COYLE: Well, first and foremost there is the concern about the levees trying to hold the river in rather than to have the floodwaters spread out over the natural floodplain. And what the levees do is they hold the water in and that increases the level of flooding, the cresting levels; moreover it increases the velocity of the river moving downstream, and that can cause downstream flooding problems. The Mississippi, in addition to being a major river, is also a major artery for commerce and industry, and one of the engineering problems with the Mississippi is that this navigation system has never really been reconciled with the flood control mission of the levees. So the navigation system tries to hold the levees close to the river; the flood control mission would want to put the levees farther away from the river, and this has really never been resolved in public policy. In addition to that, the Mississippi River has a number of so-called 'meanders', and in order to cut time down that it would take a barge or a ship to move upriver the US Army Corps of Engineers will literally cut off these oxbows and cut off these meanders, and in the course of doing that, what that does is it increases the velocity of the water moving downstream, so that it literally moves with more fury and in the process can break down the levees and erode the stream banks and so forth. I guess the final part of the navigation system and its effects on the river has to do with the dams and locks. What that has done is change the hydrology of the river, the way that the water flows, so that as the mud and soil and sediment that traditionally moved all the way down from the headwaters of the river to the Gulf of Mexico, that's all been cut off by these dams. And to the extent that there's no sediment, no mud in the Mississippi River, or it's cut off by these dams, that causes the water to be more erosive, and that also can cause the levees and the river bank to break down.

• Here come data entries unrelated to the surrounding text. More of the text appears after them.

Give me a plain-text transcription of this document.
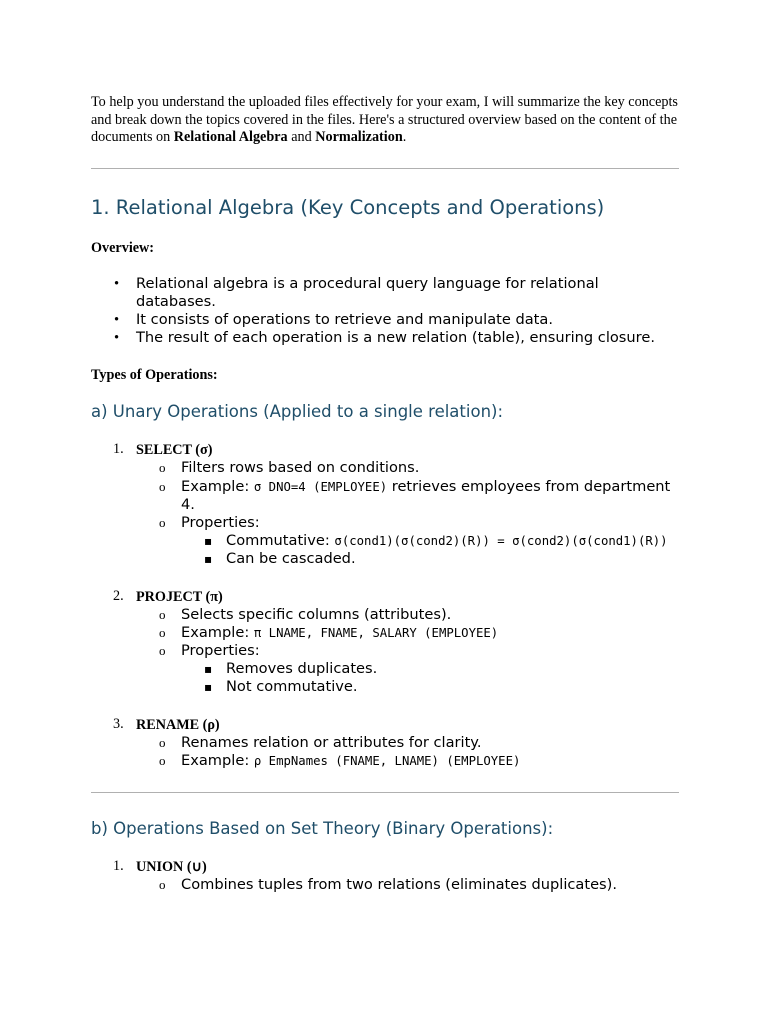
To help you understand the uploaded files effectively for your exam, I will summarize the key concepts and break down the topics covered in the files. Here's a structured overview based on the content of the documents on Relational Algebra and Normalization.

1. Relational Algebra (Key Concepts and Operations)

Overview:

• Relational algebra is a procedural query language for relational databases.
• It consists of operations to retrieve and manipulate data.
• The result of each operation is a new relation (table), ensuring closure.

Types of Operations:

a) Unary Operations (Applied to a single relation):
1. SELECT (σ)
o Filters rows based on conditions.
o Example: σ DNO=4 (EMPLOYEE) retrieves employees from department 4.
o Properties:
▪ Commutative: σ(cond1)(σ(cond2)(R)) = σ(cond2)(σ(cond1)(R))
▪ Can be cascaded.
2. PROJECT (π)
o Selects specific columns (attributes).
o Example: π LNAME, FNAME, SALARY (EMPLOYEE)
o Properties:
▪ Removes duplicates.
▪ Not commutative.
3. RENAME (ρ)
o Renames relation or attributes for clarity.
o Example: ρ EmpNames (FNAME, LNAME) (EMPLOYEE)
b) Operations Based on Set Theory (Binary Operations):
1. UNION (∪)
o Combines tuples from two relations (eliminates duplicates).
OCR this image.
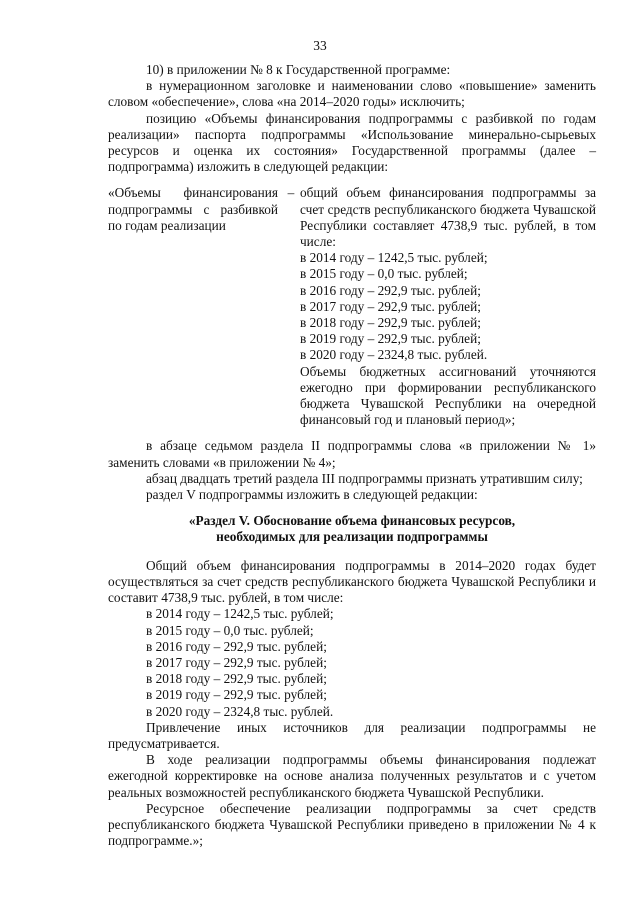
33

10) в приложении № 8 к Государственной программе:

в нумерационном заголовке и наименовании слово «повышение» заменить словом «обеспечение», слова «на 2014–2020 годы» исключить;

позицию «Объемы финансирования подпрограммы с разбивкой по годам реализации» паспорта подпрограммы «Использование минерально-сырьевых ресурсов и оценка их состояния» Государственной программы (далее – подпрограмма) изложить в следующей редакции:

«Объемы финансирования подпрограммы с разбивкой по годам реализации
– общий объем финансирования подпрограммы за счет средств республиканского бюджета Чувашской Республики составляет 4738,9 тыс. рублей, в том числе:
в 2014 году – 1242,5 тыс. рублей;
в 2015 году – 0,0 тыс. рублей;
в 2016 году – 292,9 тыс. рублей;
в 2017 году – 292,9 тыс. рублей;
в 2018 году – 292,9 тыс. рублей;
в 2019 году – 292,9 тыс. рублей;
в 2020 году – 2324,8 тыс. рублей.
Объемы бюджетных ассигнований уточняются ежегодно при формировании республиканского бюджета Чувашской Республики на очередной финансовый год и плановый период»;

в абзаце седьмом раздела II подпрограммы слова «в приложении № 1» заменить словами «в приложении № 4»;

абзац двадцать третий раздела III подпрограммы признать утратившим силу;

раздел V подпрограммы изложить в следующей редакции:

«Раздел V. Обоснование объема финансовых ресурсов,
необходимых для реализации подпрограммы

Общий объем финансирования подпрограммы в 2014–2020 годах будет осуществляться за счет средств республиканского бюджета Чувашской Республики и составит 4738,9 тыс. рублей, в том числе:

в 2014 году – 1242,5 тыс. рублей;

в 2015 году – 0,0 тыс. рублей;

в 2016 году – 292,9 тыс. рублей;

в 2017 году – 292,9 тыс. рублей;

в 2018 году – 292,9 тыс. рублей;

в 2019 году – 292,9 тыс. рублей;

в 2020 году – 2324,8 тыс. рублей.

Привлечение иных источников для реализации подпрограммы не предусматривается.

В ходе реализации подпрограммы объемы финансирования подлежат ежегодной корректировке на основе анализа полученных результатов и с учетом реальных возможностей республиканского бюджета Чувашской Республики.

Ресурсное обеспечение реализации подпрограммы за счет средств республиканского бюджета Чувашской Республики приведено в приложении № 4 к подпрограмме.»;
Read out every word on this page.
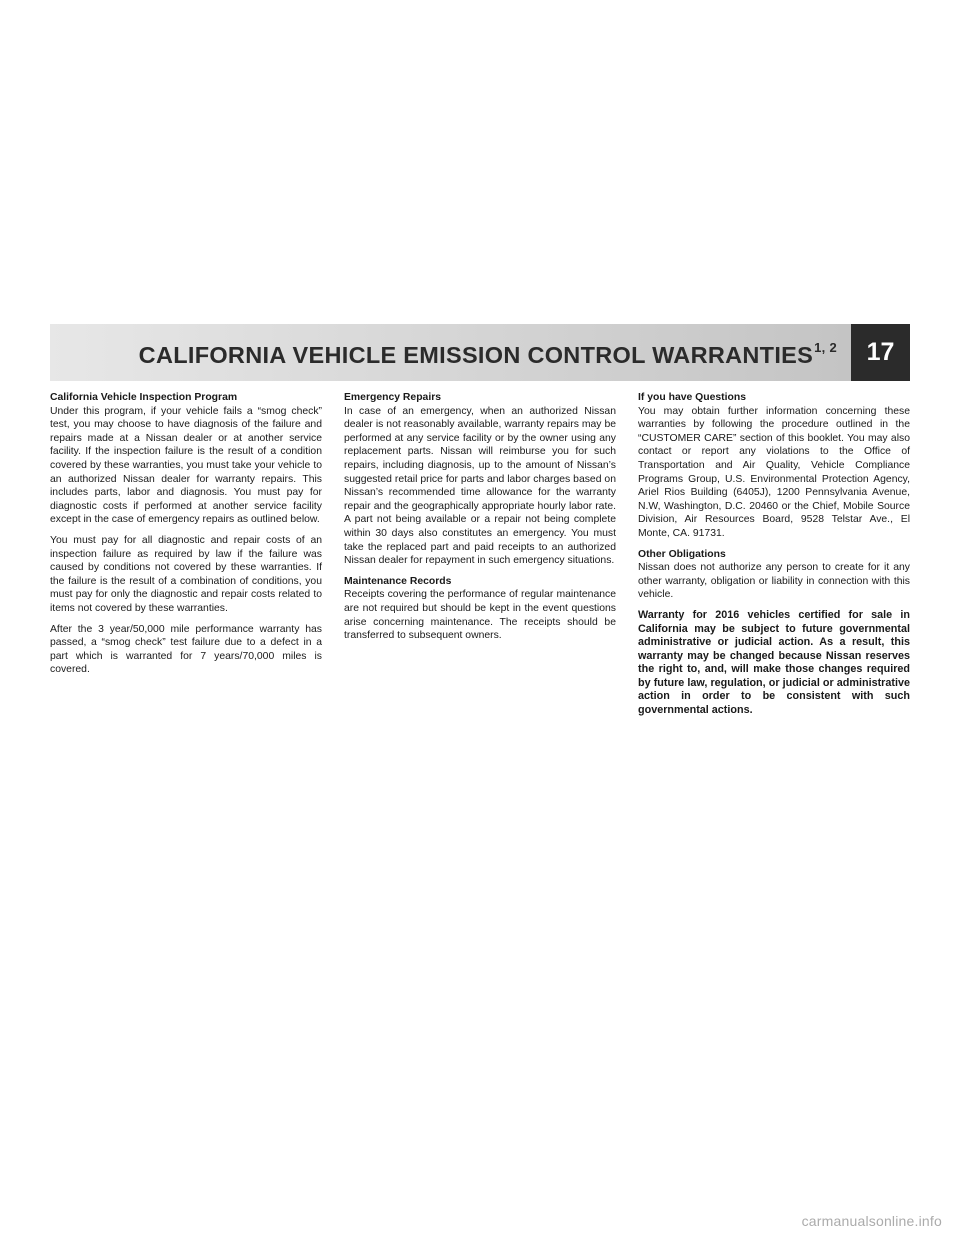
CALIFORNIA VEHICLE EMISSION CONTROL WARRANTIES$^{1, 2}$	17
California Vehicle Inspection Program
Under this program, if your vehicle fails a “smog check” test, you may choose to have diagnosis of the failure and repairs made at a Nissan dealer or at another service facility. If the inspection failure is the result of a condition covered by these warranties, you must take your vehicle to an authorized Nissan dealer for warranty repairs. This includes parts, labor and diagnosis. You must pay for diagnostic costs if performed at another service facility except in the case of emergency repairs as outlined below.

You must pay for all diagnostic and repair costs of an inspection failure as required by law if the failure was caused by conditions not covered by these warranties. If the failure is the result of a combination of conditions, you must pay for only the diagnostic and repair costs related to items not covered by these warranties.

After the 3 year/50,000 mile performance warranty has passed, a “smog check” test failure due to a defect in a part which is warranted for 7 years/70,000 miles is covered.

Emergency Repairs
In case of an emergency, when an authorized Nissan dealer is not reasonably available, warranty repairs may be performed at any service facility or by the owner using any replacement parts. Nissan will reimburse you for such repairs, including diagnosis, up to the amount of Nissan’s suggested retail price for parts and labor charges based on Nissan’s recommended time allowance for the warranty repair and the geographically appropriate hourly labor rate. A part not being available or a repair not being complete within 30 days also constitutes an emergency. You must take the replaced part and paid receipts to an authorized Nissan dealer for repayment in such emergency situations.
Maintenance Records
Receipts covering the performance of regular maintenance are not required but should be kept in the event questions arise concerning maintenance. The receipts should be transferred to subsequent owners.
If you have Questions
You may obtain further information concerning these warranties by following the procedure outlined in the “CUSTOMER CARE” section of this booklet. You may also contact or report any violations to the Office of Transportation and Air Quality, Vehicle Compliance Programs Group, U.S. Environmental Protection Agency, Ariel Rios Building (6405J), 1200 Pennsylvania Avenue, N.W, Washington, D.C. 20460 or the Chief, Mobile Source Division, Air Resources Board, 9528 Telstar Ave., El Monte, CA. 91731.
Other Obligations
Nissan does not authorize any person to create for it any other warranty, obligation or liability in connection with this vehicle.

Warranty for 2016 vehicles certified for sale in California may be subject to future governmental administrative or judicial action. As a result, this warranty may be changed because Nissan reserves the right to, and, will make those changes required by future law, regulation, or judicial or administrative action in order to be consistent with such governmental actions.

carmanualsonline.info
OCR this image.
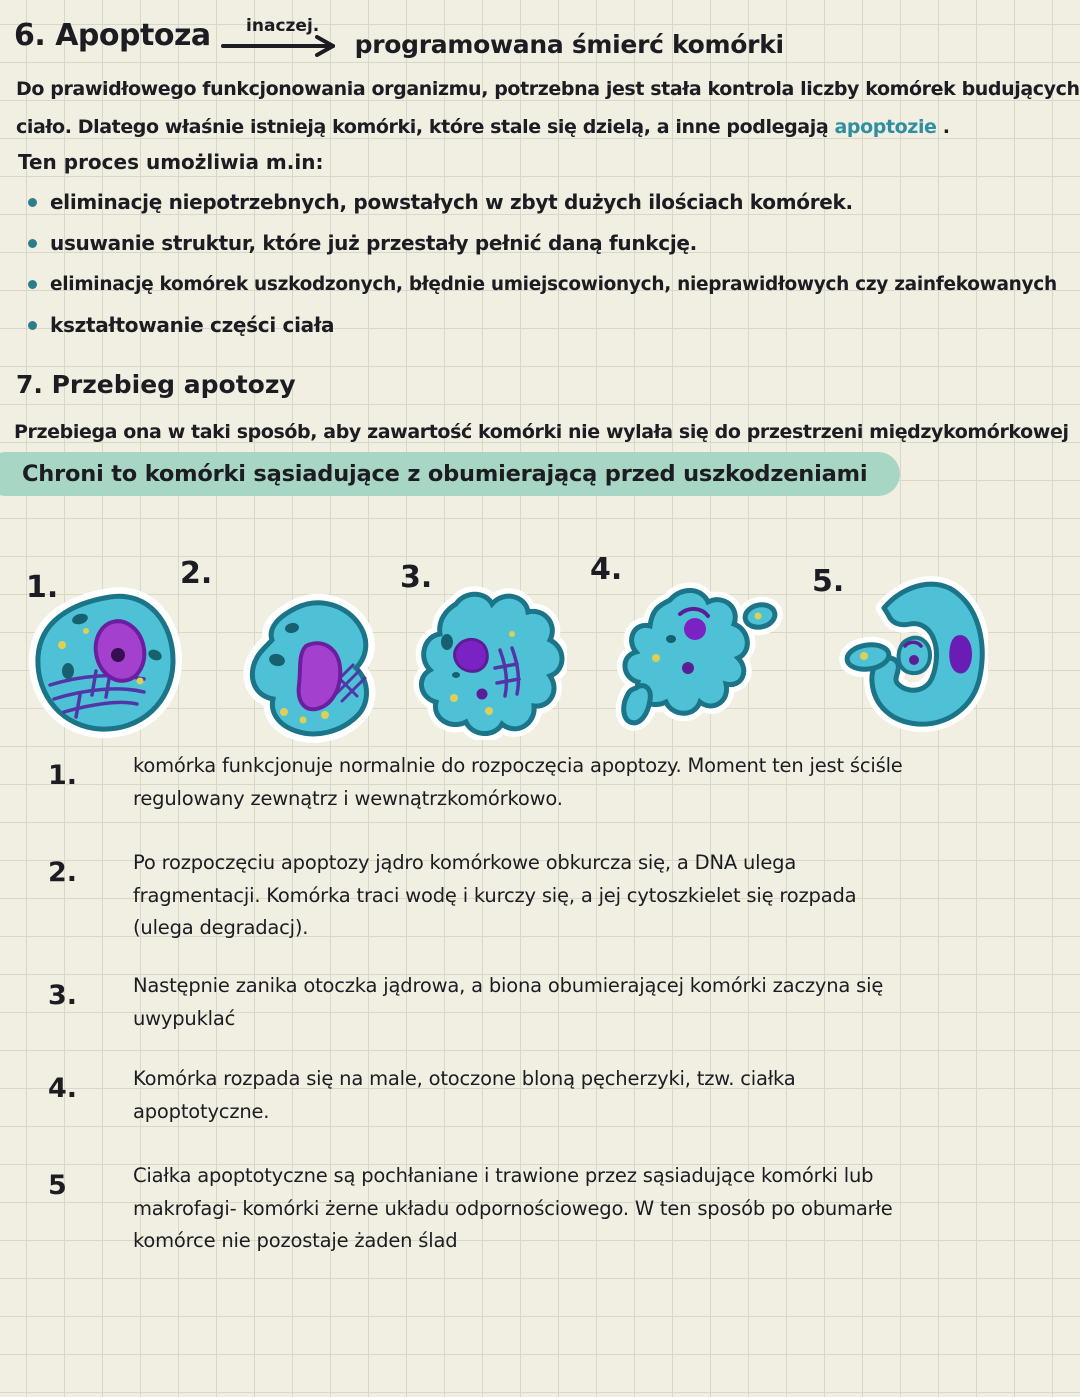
6. Apoptoza inaczej.
programowana śmierć komórki
Do prawidłowego funkcjonowania organizmu, potrzebna jest stała kontrola liczby komórek budujących
ciało. Dlatego właśnie istnieją komórki, które stale się dzielą, a inne podlegają apoptozie .
Ten proces umożliwia m.in:
eliminację niepotrzebnych, powstałych w zbyt dużych ilościach komórek.
usuwanie struktur, które już przestały pełnić daną funkcję.
eliminację komórek uszkodzonych, błędnie umiejscowionych, nieprawidłowych czy zainfekowanych
kształtowanie części ciała
7. Przebieg apotozy
Przebiega ona w taki sposób, aby zawartość komórki nie wylała się do przestrzeni międzykomórkowej
Chroni to komórki sąsiadujące z obumierającą przed uszkodzeniami
1.	2.	3.	4.	5.
1.	komórka funkcjonuje normalnie do rozpoczęcia apoptozy. Moment ten jest ściśle
regulowany zewnątrz i wewnątrzkomórkowo.
2.	Po rozpoczęciu apoptozy jądro komórkowe obkurcza się, a DNA ulega
fragmentacji. Komórka traci wodę i kurczy się, a jej cytoszkielet się rozpada
(ulega degradacj).
3.	Następnie zanika otoczka jądrowa, a biona obumierającej komórki zaczyna się
uwypuklać
4.	Komórka rozpada się na male, otoczone bloną pęcherzyki, tzw. ciałka
apoptotyczne.
5	Ciałka apoptotyczne są pochłaniane i trawione przez sąsiadujące komórki lub
makrofagi- komórki żerne układu odpornościowego. W ten sposób po obumarłe
komórce nie pozostaje żaden ślad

CURWOOD: Is it possible to live near rivers and not pollute them or do we not belong as human beings living in the flood plain?
COYLE: I think it's unrealistic to think that we somehow can avoid living near or around rivers. I think basically that we need to better protect the communities, because the taxpayer ends up paying for these communities, because the levee system did not protect them. Now that's to be distinguished with the levee system protecting farm land and we basically think there that when a monster flood occurs, that farming areas and undeveloped areas along the river ought to be flooded in lieu of communities, and we also think that the farmers should be compensated for this. But if there has to be damage that it fan out over the natural floodplain and the river be reconnected with the natural floodplain. And then finally to, really to reexamine the whole system to figure out where it is that the river is pinched too tight by the levee system.
CURWOOD: Kevin Coyle is president of American Rivers. He spoke to us from his office in Washington.